I have exactly the same setup (openVPN-Server<->openVPN-Client/Wireguard-Server(MiddleMan)<->Wireguard-Client), but were only able to solve it half.

When I add folowing iptables rules to the MiddleMan in the MiddleMan WireGuard config:

PreUp = iptables -t nat -A POSTROUTING -s 10.200.200.0/24  -o tun0 -j MASQUERADE
PostDown = iptables -t nat -D POSTROUTING -s 10.200.200.0/24  -o tun0 -j MASQUERADE

where 10.200.200.0 is the wg0 network and tun0 the openvpn interface and add the following rules to the openVPN config on the MiddleMan:

route-nopull
route 192.168.178.0 255.255.255.0

where 192.168.178.0 is the internal network of the openVPN Server, I am able to ping and access the 192.168.178.0 network from the WireGuard Client (mobile phone).

But I still don't know how to forward the internet from the openVPN Server to the Wireguard Client.

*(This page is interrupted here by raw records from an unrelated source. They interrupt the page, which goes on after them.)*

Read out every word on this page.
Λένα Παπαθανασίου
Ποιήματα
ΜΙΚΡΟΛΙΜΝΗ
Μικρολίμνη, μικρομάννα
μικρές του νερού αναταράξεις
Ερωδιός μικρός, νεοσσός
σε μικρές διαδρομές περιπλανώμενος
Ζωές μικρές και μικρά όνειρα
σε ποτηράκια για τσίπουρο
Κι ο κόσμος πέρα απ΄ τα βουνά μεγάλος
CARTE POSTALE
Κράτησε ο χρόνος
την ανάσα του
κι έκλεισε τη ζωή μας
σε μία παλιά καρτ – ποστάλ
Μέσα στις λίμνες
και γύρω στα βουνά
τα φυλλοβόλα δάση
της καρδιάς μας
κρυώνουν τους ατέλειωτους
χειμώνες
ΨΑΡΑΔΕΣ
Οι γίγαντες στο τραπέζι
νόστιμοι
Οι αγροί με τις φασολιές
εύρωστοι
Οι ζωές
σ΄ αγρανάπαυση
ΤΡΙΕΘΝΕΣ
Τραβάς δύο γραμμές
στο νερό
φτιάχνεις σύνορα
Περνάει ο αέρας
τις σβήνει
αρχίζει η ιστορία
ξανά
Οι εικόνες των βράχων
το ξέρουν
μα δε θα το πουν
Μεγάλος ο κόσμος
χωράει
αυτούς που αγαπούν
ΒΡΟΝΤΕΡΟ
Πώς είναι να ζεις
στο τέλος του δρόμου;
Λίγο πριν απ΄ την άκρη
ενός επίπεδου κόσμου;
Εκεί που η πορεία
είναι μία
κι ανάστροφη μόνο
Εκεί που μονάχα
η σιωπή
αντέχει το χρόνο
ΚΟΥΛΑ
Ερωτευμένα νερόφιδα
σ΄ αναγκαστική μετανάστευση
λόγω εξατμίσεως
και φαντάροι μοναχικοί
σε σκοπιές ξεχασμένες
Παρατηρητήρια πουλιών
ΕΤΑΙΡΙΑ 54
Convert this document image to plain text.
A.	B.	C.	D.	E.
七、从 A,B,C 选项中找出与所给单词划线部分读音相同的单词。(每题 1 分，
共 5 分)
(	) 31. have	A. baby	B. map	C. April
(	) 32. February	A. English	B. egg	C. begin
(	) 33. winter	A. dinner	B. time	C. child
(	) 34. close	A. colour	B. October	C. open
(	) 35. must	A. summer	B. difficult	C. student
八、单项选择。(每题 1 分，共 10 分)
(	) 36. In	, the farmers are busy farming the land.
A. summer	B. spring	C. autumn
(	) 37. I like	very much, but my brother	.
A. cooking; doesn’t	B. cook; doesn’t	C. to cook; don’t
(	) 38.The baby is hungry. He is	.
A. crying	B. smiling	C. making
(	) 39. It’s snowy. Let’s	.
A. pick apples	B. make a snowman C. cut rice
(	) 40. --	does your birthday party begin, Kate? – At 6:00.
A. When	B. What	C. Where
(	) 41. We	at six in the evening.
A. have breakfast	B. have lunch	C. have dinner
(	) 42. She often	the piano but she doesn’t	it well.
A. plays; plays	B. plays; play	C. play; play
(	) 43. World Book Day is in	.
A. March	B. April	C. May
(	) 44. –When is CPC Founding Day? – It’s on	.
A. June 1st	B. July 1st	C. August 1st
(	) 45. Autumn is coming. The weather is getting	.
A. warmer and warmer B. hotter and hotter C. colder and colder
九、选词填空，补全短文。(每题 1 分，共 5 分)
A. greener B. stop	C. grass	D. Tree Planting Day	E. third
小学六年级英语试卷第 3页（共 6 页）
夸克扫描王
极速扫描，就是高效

If I pull all the routes from the openVPN Server to the MiddleMan the default gateway on the MiddleMan gets replaced and there is no access from the WireGuard Client to the MiddleMan anymore. I just need to know the right routing, how to forward the internet traffic from the openVPN Server to the WireGuard Client without replacing the default gateway on the MiddleMan.